Когда я впервые переступил порог квартиры Себастьяна в Лондоне, 36 Оук-Парк-Гарденз, у меня возникло чувство пустоты, какое бывает, когда время упущено и долго откладывавшаяся встреча уже невозможна. Три комнаты, холодный камин, тишина. Последние годы он мало здесь жил, не здесь и умер. В платяном шкафу полдюжины костюмов, почти все старые, и у меня мелькнуло ощущение, что это фигура Себастьяна размножена в окостеневших формах распяленных плеч. Вот в этом коричневом пальто я его однажды видел; я потрогал вялый рукав, но он не отозвался на слабый оклик памяти. Были, конечно, и башмаки: они прошагали много миль и наконец достигли конца путешествия. Навзничь распростерлись сложенные сорочки. Что могли мне рассказать о Себастьяне эти притихшие вещи? Его кровать. Над ней, на стене цвета слоновой кости, небольшой старый пейзаж маслом, чуть растрескавшийся (радуга, распутица, красивые лужи). Первое, что он видел, просыпаясь.

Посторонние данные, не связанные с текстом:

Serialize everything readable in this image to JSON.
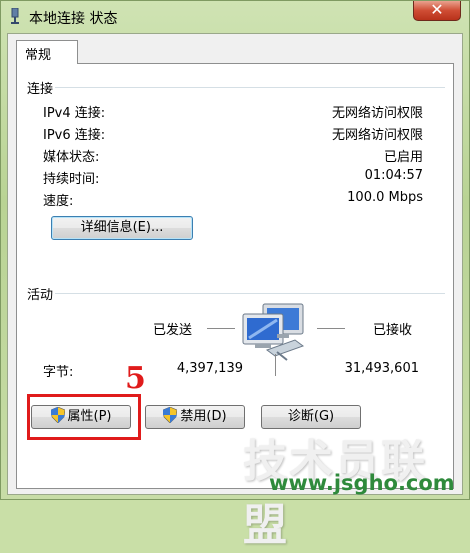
{
  "window": {
    "title": "本地连接 状态",
    "close_label": "✕"
  },
  "tabs": [
    {
      "label": "常规"
    }
  ],
  "connection": {
    "group_label": "连接",
    "rows": [
      {
        "label": "IPv4 连接:",
        "value": "无网络访问权限"
      },
      {
        "label": "IPv6 连接:",
        "value": "无网络访问权限"
      },
      {
        "label": "媒体状态:",
        "value": "已启用"
      },
      {
        "label": "持续时间:",
        "value": "01:04:57"
      },
      {
        "label": "速度:",
        "value": "100.0 Mbps"
      }
    ],
    "details_button": "详细信息(E)..."
  },
  "activity": {
    "group_label": "活动",
    "sent_label": "已发送",
    "received_label": "已接收",
    "bytes_label": "字节:",
    "bytes_sent": "4,397,139",
    "bytes_received": "31,493,601",
    "icon": "network-computers-icon"
  },
  "buttons": {
    "properties": "属性(P)",
    "disable": "禁用(D)",
    "diagnose": "诊断(G)"
  },
  "annotation": {
    "number": "5",
    "color": "#e01b1b"
  },
  "watermark": {
    "text": "技术员联盟",
    "url": "www.jsgho.com",
    "color": "#2f8a3c"
  }
}
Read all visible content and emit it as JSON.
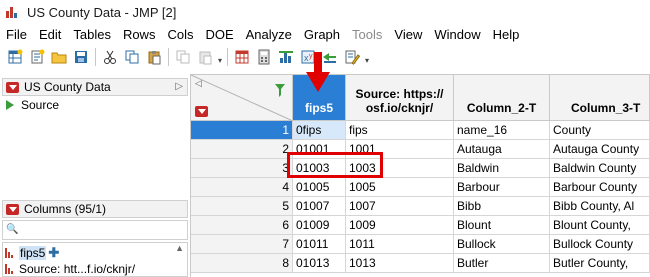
{
  "window": {
    "title": "US County Data - JMP [2]"
  },
  "menu": [
    "File",
    "Edit",
    "Tables",
    "Rows",
    "Cols",
    "DOE",
    "Analyze",
    "Graph",
    "Tools",
    "View",
    "Window",
    "Help"
  ],
  "toolbar_icons": [
    "new-table-icon",
    "new-script-icon",
    "open-folder-icon",
    "save-icon",
    "cut-icon",
    "copy-icon",
    "paste-icon",
    "disabled-copy-icon",
    "disabled-paste-icon",
    "data-grid-icon",
    "calculator-icon",
    "distribution-icon",
    "xy-icon",
    "fit-model-icon",
    "script-pencil-icon"
  ],
  "left_panel": {
    "table_name": "US County Data",
    "source_label": "Source",
    "columns_header": "Columns (95/1)",
    "column_list": [
      {
        "name": "fips5",
        "extra": "✚"
      },
      {
        "name": "Source: htt...f.io/cknjr/"
      }
    ]
  },
  "grid": {
    "headers": [
      "fips5",
      "Source: https://\nosf.io/cknjr/",
      "Column_2-T",
      "Column_3-T"
    ],
    "rows": [
      {
        "n": "1",
        "cells": [
          "0fips",
          "fips",
          "name_16",
          "County"
        ]
      },
      {
        "n": "2",
        "cells": [
          "01001",
          "1001",
          "Autauga",
          "Autauga County"
        ]
      },
      {
        "n": "3",
        "cells": [
          "01003",
          "1003",
          "Baldwin",
          "Baldwin County"
        ]
      },
      {
        "n": "4",
        "cells": [
          "01005",
          "1005",
          "Barbour",
          "Barbour County"
        ]
      },
      {
        "n": "5",
        "cells": [
          "01007",
          "1007",
          "Bibb",
          "Bibb County, Al"
        ]
      },
      {
        "n": "6",
        "cells": [
          "01009",
          "1009",
          "Blount",
          "Blount County,"
        ]
      },
      {
        "n": "7",
        "cells": [
          "01011",
          "1011",
          "Bullock",
          "Bullock County"
        ]
      },
      {
        "n": "8",
        "cells": [
          "01013",
          "1013",
          "Butler",
          "Butler County, "
        ]
      }
    ]
  },
  "colors": {
    "selection_blue": "#2a7fd4",
    "annotation_red": "#e00000",
    "jmp_red": "#c62828"
  }
}
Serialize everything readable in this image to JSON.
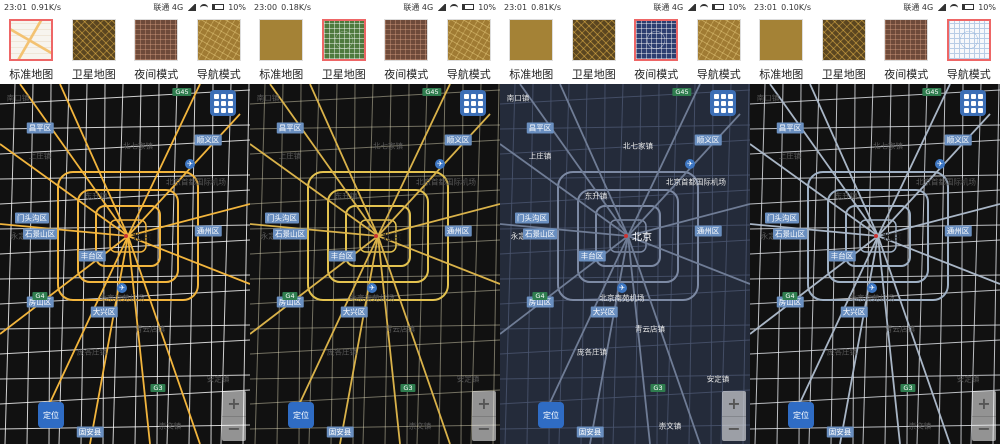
{
  "mode_labels": {
    "standard": "标准地图",
    "satellite": "卫星地图",
    "night": "夜间模式",
    "navigation": "导航模式"
  },
  "panels": [
    {
      "id": "standard",
      "status": {
        "time": "23:01",
        "speed": "0.91K/s",
        "carrier": "联通 4G",
        "battery": "10%"
      },
      "selected_thumb": 0,
      "map_style": "standard"
    },
    {
      "id": "satellite",
      "status": {
        "time": "23:00",
        "speed": "0.18K/s",
        "carrier": "联通 4G",
        "battery": "10%"
      },
      "selected_thumb": 1,
      "map_style": "satellite"
    },
    {
      "id": "night",
      "status": {
        "time": "23:01",
        "speed": "0.81K/s",
        "carrier": "联通 4G",
        "battery": "10%"
      },
      "selected_thumb": 2,
      "map_style": "night"
    },
    {
      "id": "navigation",
      "status": {
        "time": "23:01",
        "speed": "0.10K/s",
        "carrier": "联通 4G",
        "battery": "10%"
      },
      "selected_thumb": 3,
      "map_style": "navigation"
    }
  ],
  "map_labels": {
    "city": "北京",
    "airport_capital": "北京首都国际机场",
    "airport_nanyuan": "北京南苑机场",
    "town_beiqijia": "北七家镇",
    "town_shangzhuang": "上庄镇",
    "town_dongsheng": "东升镇",
    "town_yongding": "永定镇",
    "town_qingyundian": "青云店镇",
    "town_panggezhuang": "庞各庄镇",
    "town_anding": "安定镇",
    "town_chongwen": "崇文镇",
    "district_changping": "昌平区",
    "district_shunyi": "顺义区",
    "district_mentougou": "门头沟区",
    "district_shijingshan": "石景山区",
    "district_fengtai": "丰台区",
    "district_tongzhou": "通州区",
    "district_fangshan": "房山区",
    "district_daxing": "大兴区",
    "district_nankou": "南口镇",
    "district_guan": "固安县",
    "road_g45": "G45",
    "road_g4": "G4",
    "road_g3": "G3"
  },
  "controls": {
    "locate_label": "定位",
    "zoom_in": "+",
    "zoom_out": "−"
  },
  "colors": {
    "accent": "#2f6cc4",
    "selected_border": "#e66666"
  }
}
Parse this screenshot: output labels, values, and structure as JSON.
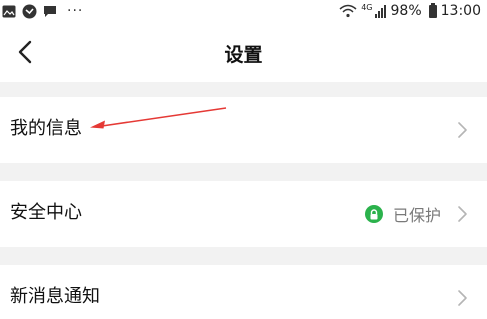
{
  "status_bar": {
    "overflow": "···",
    "network_label": "4G",
    "battery": "98%",
    "time": "13:00"
  },
  "header": {
    "title": "设置"
  },
  "rows": [
    {
      "label": "我的信息"
    },
    {
      "label": "安全中心",
      "status": "已保护"
    },
    {
      "label": "新消息通知"
    }
  ],
  "colors": {
    "accent_green": "#2bb24c",
    "annotation_red": "#e53935",
    "background": "#f2f2f2",
    "card": "#ffffff"
  },
  "icons": [
    "gallery-icon",
    "shield-app-icon",
    "chat-bubble-icon",
    "wifi-icon",
    "signal-icon",
    "battery-icon",
    "back-arrow-icon",
    "chevron-right-icon",
    "lock-icon"
  ]
}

Когда я оглянулся, мне показалось, что предметы в спальне, словно застигнутые врасплох, только-только успели вскочить на свои места и теперь украдкой на меня поглядывают, пытаясь понять, заметил ли я этот преступный маневр, - особенно стоящее у кровати низенькое кресло в белом чехле: интересно, что оно там припрятывает? Пошарив в пазухах его строптивых складок, я нашел нечто твердое, оказавшееся бразильским орехом. И кресло, сложив ручки, снова напускает на себя непроницаемое выражение (не высокомерной ли гордыни?).

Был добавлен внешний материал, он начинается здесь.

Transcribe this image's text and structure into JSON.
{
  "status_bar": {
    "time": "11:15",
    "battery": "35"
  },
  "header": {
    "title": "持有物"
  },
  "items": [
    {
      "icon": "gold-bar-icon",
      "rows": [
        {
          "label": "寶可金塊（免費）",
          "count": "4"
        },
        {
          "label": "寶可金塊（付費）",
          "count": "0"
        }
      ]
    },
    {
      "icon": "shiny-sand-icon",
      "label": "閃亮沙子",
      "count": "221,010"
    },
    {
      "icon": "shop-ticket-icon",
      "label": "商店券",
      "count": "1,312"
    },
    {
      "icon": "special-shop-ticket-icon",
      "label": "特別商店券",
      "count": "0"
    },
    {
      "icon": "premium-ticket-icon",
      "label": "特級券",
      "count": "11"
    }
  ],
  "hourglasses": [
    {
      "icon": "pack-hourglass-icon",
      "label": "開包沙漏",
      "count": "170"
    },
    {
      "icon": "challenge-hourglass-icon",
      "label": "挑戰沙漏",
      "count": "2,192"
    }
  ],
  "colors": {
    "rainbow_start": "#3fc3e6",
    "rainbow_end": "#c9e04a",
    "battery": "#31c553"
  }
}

Ванная. Стеклянная полочка, голая, если не считать плечистого, с фиалками на спине, жестяного флакона из-под талька, отраженного в зеркале, как на цветной рекламе.

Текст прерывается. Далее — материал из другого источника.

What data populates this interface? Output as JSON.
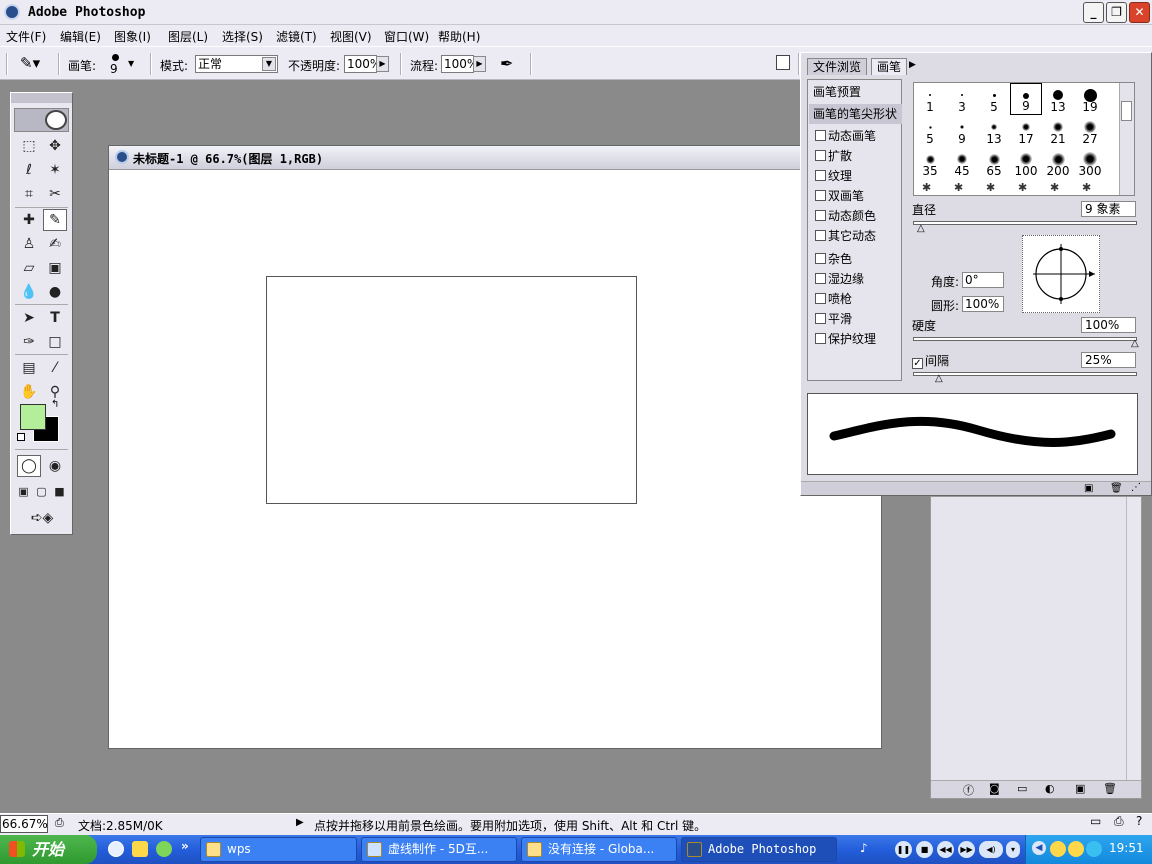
{
  "app": {
    "title": "Adobe Photoshop"
  },
  "menu": [
    "文件(F)",
    "编辑(E)",
    "图象(I)",
    "图层(L)",
    "选择(S)",
    "滤镜(T)",
    "视图(V)",
    "窗口(W)",
    "帮助(H)"
  ],
  "options": {
    "brush_label": "画笔:",
    "brush_size": "9",
    "mode_label": "模式:",
    "mode_value": "正常",
    "opacity_label": "不透明度:",
    "opacity_value": "100%",
    "flow_label": "流程:",
    "flow_value": "100%"
  },
  "document": {
    "title": "未标题-1 @ 66.7%(图层 1,RGB)"
  },
  "brush_palette": {
    "tabs": [
      "文件浏览",
      "画笔"
    ],
    "presets_label": "画笔预置",
    "tip_shape_label": "画笔的笔尖形状",
    "options": [
      {
        "label": "动态画笔",
        "checked": false
      },
      {
        "label": "扩散",
        "checked": false
      },
      {
        "label": "纹理",
        "checked": false
      },
      {
        "label": "双画笔",
        "checked": false
      },
      {
        "label": "动态颜色",
        "checked": false
      },
      {
        "label": "其它动态",
        "checked": false
      },
      {
        "label": "杂色",
        "checked": false
      },
      {
        "label": "湿边缘",
        "checked": false
      },
      {
        "label": "喷枪",
        "checked": false
      },
      {
        "label": "平滑",
        "checked": false
      },
      {
        "label": "保护纹理",
        "checked": false
      }
    ],
    "tips": [
      "1",
      "3",
      "5",
      "9",
      "13",
      "19",
      "5",
      "9",
      "13",
      "17",
      "21",
      "27",
      "35",
      "45",
      "65",
      "100",
      "200",
      "300"
    ],
    "diameter_label": "直径",
    "diameter_value": "9 象素",
    "angle_label": "角度:",
    "angle_value": "0°",
    "roundness_label": "圆形:",
    "roundness_value": "100%",
    "hardness_label": "硬度",
    "hardness_value": "100%",
    "spacing_label": "间隔",
    "spacing_value": "25%",
    "spacing_checked": true
  },
  "status": {
    "zoom": "66.67%",
    "doc_size": "文档:2.85M/0K",
    "hint": "点按并拖移以用前景色绘画。要用附加选项，使用 Shift、Alt 和 Ctrl 键。"
  },
  "taskbar": {
    "start_label": "开始",
    "tasks": [
      {
        "label": "wps",
        "active": false
      },
      {
        "label": "虚线制作 - 5D互...",
        "active": false
      },
      {
        "label": "没有连接 - Globa...",
        "active": false
      },
      {
        "label": "Adobe Photoshop",
        "active": true
      }
    ],
    "clock": "19:51"
  },
  "colors": {
    "foreground": "#b3ef9b",
    "background": "#000000",
    "taskbar": "#245edb",
    "start": "#2f9a2f"
  }
}
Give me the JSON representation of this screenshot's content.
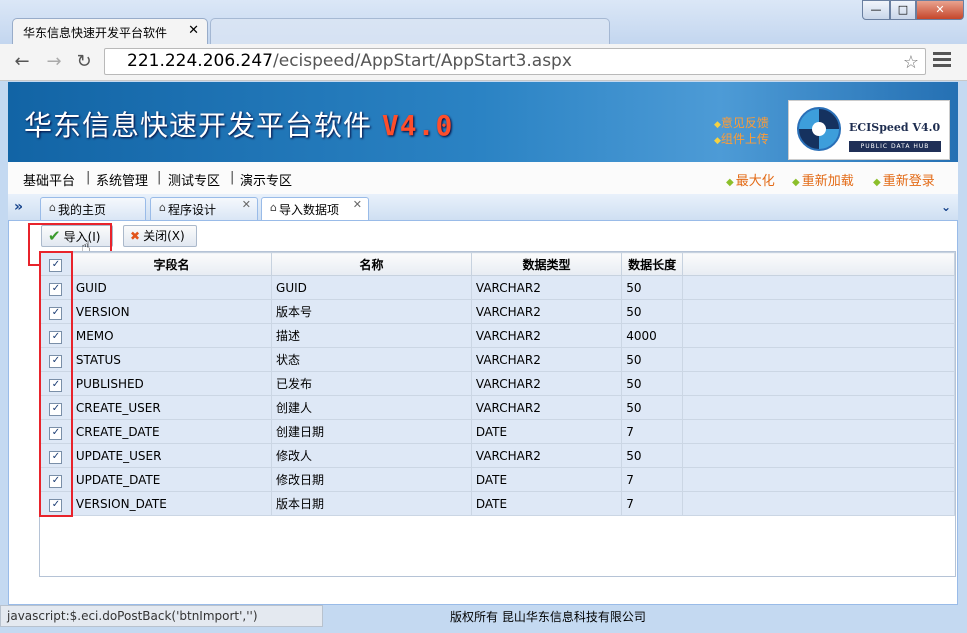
{
  "browser": {
    "tab_title": "华东信息快速开发平台软件",
    "tab_close": "✕",
    "url_host": "221.224.206.247",
    "url_path": "/ecispeed/AppStart/AppStart3.aspx",
    "back_icon": "back-arrow-icon",
    "forward_icon": "forward-arrow-icon",
    "reload_icon": "reload-icon"
  },
  "window_controls": {
    "minimize": "—",
    "maximize": "□",
    "close": "✕"
  },
  "header": {
    "title": "华东信息快速开发平台软件",
    "version": "V4.0",
    "feedback": "意见反馈",
    "upload": "组件上传",
    "logo_name": "ECISpeed V4.0",
    "logo_sub": "PUBLIC DATA HUB"
  },
  "menu": {
    "items": [
      "基础平台",
      "系统管理",
      "测试专区",
      "演示专区"
    ],
    "right_links": [
      "最大化",
      "重新加载",
      "重新登录"
    ]
  },
  "content_tabs": [
    {
      "label": "我的主页"
    },
    {
      "label": "程序设计"
    },
    {
      "label": "导入数据项"
    }
  ],
  "toolbar": {
    "import_label": "导入(I)",
    "close_label": "关闭(X)"
  },
  "grid": {
    "columns": [
      "字段名",
      "名称",
      "数据类型",
      "数据长度"
    ],
    "rows": [
      [
        "GUID",
        "GUID",
        "VARCHAR2",
        "50"
      ],
      [
        "VERSION",
        "版本号",
        "VARCHAR2",
        "50"
      ],
      [
        "MEMO",
        "描述",
        "VARCHAR2",
        "4000"
      ],
      [
        "STATUS",
        "状态",
        "VARCHAR2",
        "50"
      ],
      [
        "PUBLISHED",
        "已发布",
        "VARCHAR2",
        "50"
      ],
      [
        "CREATE_USER",
        "创建人",
        "VARCHAR2",
        "50"
      ],
      [
        "CREATE_DATE",
        "创建日期",
        "DATE",
        "7"
      ],
      [
        "UPDATE_USER",
        "修改人",
        "VARCHAR2",
        "50"
      ],
      [
        "UPDATE_DATE",
        "修改日期",
        "DATE",
        "7"
      ],
      [
        "VERSION_DATE",
        "版本日期",
        "DATE",
        "7"
      ]
    ],
    "all_checked": true
  },
  "status_text": "javascript:$.eci.doPostBack('btnImport','')",
  "footer": "版权所有 昆山华东信息科技有限公司",
  "colors": {
    "accent": "#1264a5",
    "highlight": "#e8232b",
    "link_orange": "#e36b17"
  }
}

Потом я осмотрел две основные комнаты. Столовая, как все места, где люди едят, была на диво безлика, потому, возможно, что пища - главное, что нас связывает с мающимся вокруг хаосом материи. Даже окурок в стеклянной пепельнице и тот оставил некто Мак-Мэс, квартирный агент.
Кабинет. Отсюда виден сад - или палисадник - позади дома, темнеющее небо, парочка вязов (а не дубов, как обещало название улицы). В углу развалился кожаный диван. Густо заселенные книжные полки. Письменный стол. На нем почти пусто: красный карандаш да коробка скрепок - вид понурый и отрешенный, хотя лампа на западном краю стола прелестна. Я нащупал ее пульс и расплавил опаловый шар - эта волшебная луна видела движущуюся бледную руку Себастьяна. Теперь я наконец и приступаю к делу. Завещанным мне ключом я отпер ящики стола.
Первыми я извлек две связки писем, на которых Себастьян написал: уничтожить. Одна уложена так, что нельзя увидеть ни строчки; бумага голубого оттенка, с синей каемкой, шероховатая. Другая связка представляла собой беспорядочный пук почтовой бумаги, исчерканной крупными и напористыми женскими каракулями. Я стал гадать, чьими. Какое-то безумное мгновение я боролся с искушением познакомиться с обеими пачками поближе. С сожалением сообщаю, что победило лучшее из моих "я". Но когда я жег их в камине, один из голубых листков высвободился и, отпрянув от огненной пытки, развернулся в обратную сторону, и на нем, прежде чем их поглотила тлетворная чернота, просияли два-три слова, тут же обмершие, и все было кончено.